Determination of anabolic steroids in human urine by automated in-tube solid-phase microextraction coupled with liquid chromatography–mass spectrometry

Abstract

A simple, rapid and sensitive method was developed for determining the presence of seven anabolic steroids (boldenone, nandrolone, testosterone, methyltestosterone, epiandrosterone, androsterone, and atnozolol) in human urine. Glucuronide-conjugates of these compounds were hydrolyzed with β-glucuronidase. The anabolic steroids were analyzed by on-line in-tube solid-phase microextraction (SPME) coupled with liquid chromatography–mass spectrometry (LC–MS). The steroids were separated within 14 min by high performance liquid chromatography using a Chromolith RP-18e column and 5 mM ammonium formate/methanol (35/65, v/v) as a mobile phase at a flow rate of 1.0 mL/min. Electrospray ionization conditions in the positive ion mode were optimized for the MS detection of these compounds. The optimum in-tube SPME conditions were 20 draw/eject cycles with a sample size of 40 μL using a Supel-Q PLOT capillary column for the extraction.
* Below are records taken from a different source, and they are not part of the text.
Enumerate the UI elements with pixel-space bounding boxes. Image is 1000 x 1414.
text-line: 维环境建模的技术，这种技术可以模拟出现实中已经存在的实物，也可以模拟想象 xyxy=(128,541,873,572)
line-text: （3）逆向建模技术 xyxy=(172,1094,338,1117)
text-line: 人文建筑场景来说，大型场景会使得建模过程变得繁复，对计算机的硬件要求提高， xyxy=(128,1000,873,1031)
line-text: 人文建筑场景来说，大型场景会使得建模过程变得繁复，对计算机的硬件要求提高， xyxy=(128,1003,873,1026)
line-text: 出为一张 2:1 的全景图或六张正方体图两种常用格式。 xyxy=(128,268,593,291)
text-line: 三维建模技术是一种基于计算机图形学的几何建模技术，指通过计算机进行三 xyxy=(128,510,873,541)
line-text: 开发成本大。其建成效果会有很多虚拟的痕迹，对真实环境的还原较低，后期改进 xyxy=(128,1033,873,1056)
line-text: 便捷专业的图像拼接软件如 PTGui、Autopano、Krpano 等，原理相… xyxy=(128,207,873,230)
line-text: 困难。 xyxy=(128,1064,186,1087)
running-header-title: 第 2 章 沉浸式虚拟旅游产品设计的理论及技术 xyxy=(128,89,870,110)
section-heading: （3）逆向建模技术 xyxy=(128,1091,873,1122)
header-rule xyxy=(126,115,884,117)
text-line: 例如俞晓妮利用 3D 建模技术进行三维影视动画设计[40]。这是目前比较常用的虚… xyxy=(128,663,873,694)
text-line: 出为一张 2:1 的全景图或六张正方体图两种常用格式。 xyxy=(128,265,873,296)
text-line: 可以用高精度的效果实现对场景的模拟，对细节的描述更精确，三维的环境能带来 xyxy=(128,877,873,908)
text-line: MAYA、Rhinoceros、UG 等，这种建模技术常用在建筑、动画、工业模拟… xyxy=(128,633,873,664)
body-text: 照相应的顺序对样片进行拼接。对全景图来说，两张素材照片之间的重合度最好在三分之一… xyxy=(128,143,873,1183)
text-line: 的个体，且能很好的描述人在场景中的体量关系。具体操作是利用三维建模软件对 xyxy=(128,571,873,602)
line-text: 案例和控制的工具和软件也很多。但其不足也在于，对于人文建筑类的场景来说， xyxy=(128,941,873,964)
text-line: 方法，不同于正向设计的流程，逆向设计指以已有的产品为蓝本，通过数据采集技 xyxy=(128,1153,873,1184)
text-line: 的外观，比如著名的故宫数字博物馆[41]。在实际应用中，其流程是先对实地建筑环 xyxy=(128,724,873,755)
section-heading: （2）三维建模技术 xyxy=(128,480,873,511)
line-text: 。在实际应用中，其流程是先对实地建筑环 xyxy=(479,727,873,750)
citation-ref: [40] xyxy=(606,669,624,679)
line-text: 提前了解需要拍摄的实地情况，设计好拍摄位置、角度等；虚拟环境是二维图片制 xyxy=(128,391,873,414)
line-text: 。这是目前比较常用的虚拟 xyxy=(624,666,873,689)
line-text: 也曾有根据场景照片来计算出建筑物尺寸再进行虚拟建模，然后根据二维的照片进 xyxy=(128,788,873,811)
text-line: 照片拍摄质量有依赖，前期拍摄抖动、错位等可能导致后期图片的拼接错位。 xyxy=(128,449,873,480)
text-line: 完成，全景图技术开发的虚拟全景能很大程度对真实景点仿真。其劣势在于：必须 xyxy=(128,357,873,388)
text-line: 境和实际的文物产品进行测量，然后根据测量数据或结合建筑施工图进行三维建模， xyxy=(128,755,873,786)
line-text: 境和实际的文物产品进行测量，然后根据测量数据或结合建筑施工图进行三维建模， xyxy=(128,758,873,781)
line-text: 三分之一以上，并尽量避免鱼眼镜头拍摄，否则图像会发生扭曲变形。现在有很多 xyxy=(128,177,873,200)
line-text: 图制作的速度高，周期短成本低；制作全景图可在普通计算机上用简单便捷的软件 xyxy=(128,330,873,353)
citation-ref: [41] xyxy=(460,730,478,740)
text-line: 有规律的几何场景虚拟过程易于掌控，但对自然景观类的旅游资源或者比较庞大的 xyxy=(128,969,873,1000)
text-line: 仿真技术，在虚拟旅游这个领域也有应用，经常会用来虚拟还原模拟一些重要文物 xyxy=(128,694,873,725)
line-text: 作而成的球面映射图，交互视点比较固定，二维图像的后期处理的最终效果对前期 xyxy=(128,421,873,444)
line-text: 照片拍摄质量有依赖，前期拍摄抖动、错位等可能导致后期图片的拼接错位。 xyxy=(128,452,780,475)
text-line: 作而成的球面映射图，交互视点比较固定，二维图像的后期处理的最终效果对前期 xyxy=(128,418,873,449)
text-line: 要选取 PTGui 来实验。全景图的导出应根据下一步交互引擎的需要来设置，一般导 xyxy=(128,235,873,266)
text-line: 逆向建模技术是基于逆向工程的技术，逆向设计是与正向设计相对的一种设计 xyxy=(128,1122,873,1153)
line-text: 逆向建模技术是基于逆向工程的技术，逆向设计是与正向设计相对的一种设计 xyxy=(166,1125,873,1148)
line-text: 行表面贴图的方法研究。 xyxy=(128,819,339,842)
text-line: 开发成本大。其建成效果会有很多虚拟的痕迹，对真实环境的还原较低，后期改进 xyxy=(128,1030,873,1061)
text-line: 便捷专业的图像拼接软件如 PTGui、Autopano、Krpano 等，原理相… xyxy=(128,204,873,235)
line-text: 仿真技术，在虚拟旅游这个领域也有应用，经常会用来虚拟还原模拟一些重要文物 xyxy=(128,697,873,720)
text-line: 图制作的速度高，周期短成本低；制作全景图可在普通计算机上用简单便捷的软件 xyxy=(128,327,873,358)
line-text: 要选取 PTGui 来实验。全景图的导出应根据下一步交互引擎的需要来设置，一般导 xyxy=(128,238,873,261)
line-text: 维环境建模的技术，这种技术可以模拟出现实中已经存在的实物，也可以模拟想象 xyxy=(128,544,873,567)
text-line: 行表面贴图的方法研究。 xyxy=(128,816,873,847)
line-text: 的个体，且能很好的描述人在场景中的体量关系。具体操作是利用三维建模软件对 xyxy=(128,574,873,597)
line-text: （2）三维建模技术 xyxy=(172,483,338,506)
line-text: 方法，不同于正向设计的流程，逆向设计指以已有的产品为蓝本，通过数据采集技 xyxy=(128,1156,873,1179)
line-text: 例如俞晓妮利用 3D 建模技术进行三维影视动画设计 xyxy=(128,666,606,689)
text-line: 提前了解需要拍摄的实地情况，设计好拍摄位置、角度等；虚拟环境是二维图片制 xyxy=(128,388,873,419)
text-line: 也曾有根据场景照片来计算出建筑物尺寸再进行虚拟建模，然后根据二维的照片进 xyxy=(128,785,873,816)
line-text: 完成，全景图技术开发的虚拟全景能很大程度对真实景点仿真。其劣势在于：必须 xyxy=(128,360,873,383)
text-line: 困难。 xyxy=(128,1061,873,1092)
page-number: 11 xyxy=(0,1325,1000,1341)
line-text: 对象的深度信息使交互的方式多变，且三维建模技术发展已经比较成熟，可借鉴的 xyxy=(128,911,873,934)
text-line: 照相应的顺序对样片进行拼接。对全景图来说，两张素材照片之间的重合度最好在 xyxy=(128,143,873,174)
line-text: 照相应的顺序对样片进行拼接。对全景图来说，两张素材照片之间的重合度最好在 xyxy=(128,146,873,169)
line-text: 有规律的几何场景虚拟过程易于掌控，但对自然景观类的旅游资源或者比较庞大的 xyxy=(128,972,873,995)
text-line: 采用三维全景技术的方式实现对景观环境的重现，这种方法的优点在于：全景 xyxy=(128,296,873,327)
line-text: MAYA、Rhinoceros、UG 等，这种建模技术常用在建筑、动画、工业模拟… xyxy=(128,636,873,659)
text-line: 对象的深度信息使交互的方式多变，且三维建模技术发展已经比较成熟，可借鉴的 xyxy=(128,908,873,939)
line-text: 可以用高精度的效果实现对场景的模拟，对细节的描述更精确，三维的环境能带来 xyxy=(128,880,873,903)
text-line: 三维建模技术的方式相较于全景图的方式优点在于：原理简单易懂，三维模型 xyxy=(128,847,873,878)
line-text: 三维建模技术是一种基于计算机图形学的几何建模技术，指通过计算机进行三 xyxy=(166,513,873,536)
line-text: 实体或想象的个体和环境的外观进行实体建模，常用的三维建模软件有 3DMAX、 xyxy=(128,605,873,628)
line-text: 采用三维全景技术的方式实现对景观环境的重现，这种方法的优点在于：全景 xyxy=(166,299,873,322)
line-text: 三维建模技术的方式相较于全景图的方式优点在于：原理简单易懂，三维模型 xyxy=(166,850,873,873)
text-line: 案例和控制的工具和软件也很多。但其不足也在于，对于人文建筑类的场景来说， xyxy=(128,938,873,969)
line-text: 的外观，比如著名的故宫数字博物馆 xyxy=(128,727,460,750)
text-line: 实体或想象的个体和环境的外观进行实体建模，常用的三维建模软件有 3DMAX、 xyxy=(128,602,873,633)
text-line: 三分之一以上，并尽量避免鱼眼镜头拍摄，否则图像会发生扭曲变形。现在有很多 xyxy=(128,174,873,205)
The extracted compounds could be desorbed readily from the capillary column by flow of the mobile phase, and no carryover was observed. Using the in-tube SPME LC–MS with SIM mode detection, good linearity of the calibration curve ( r > 0.995) was obtained in the concentration range of 0.5–20 ng/mL, except for stanozolol. The detection limits (S/N = 3) of anabolic steroids were in the range 9–182 pg/mL and the proposed method showed 20–33-fold higher sensitivity than the direct injection method. The within-day and between-day precisions were below 4.0% and 7.3% ( n = 5), respectively. This method was applied successfully to the analysis of urine samples without the interference peaks. The recovery rates of anabolic steroids spiked into urine samples were above 85%. This method is useful to analyze the urinary levels of these compounds in anti-doping tests.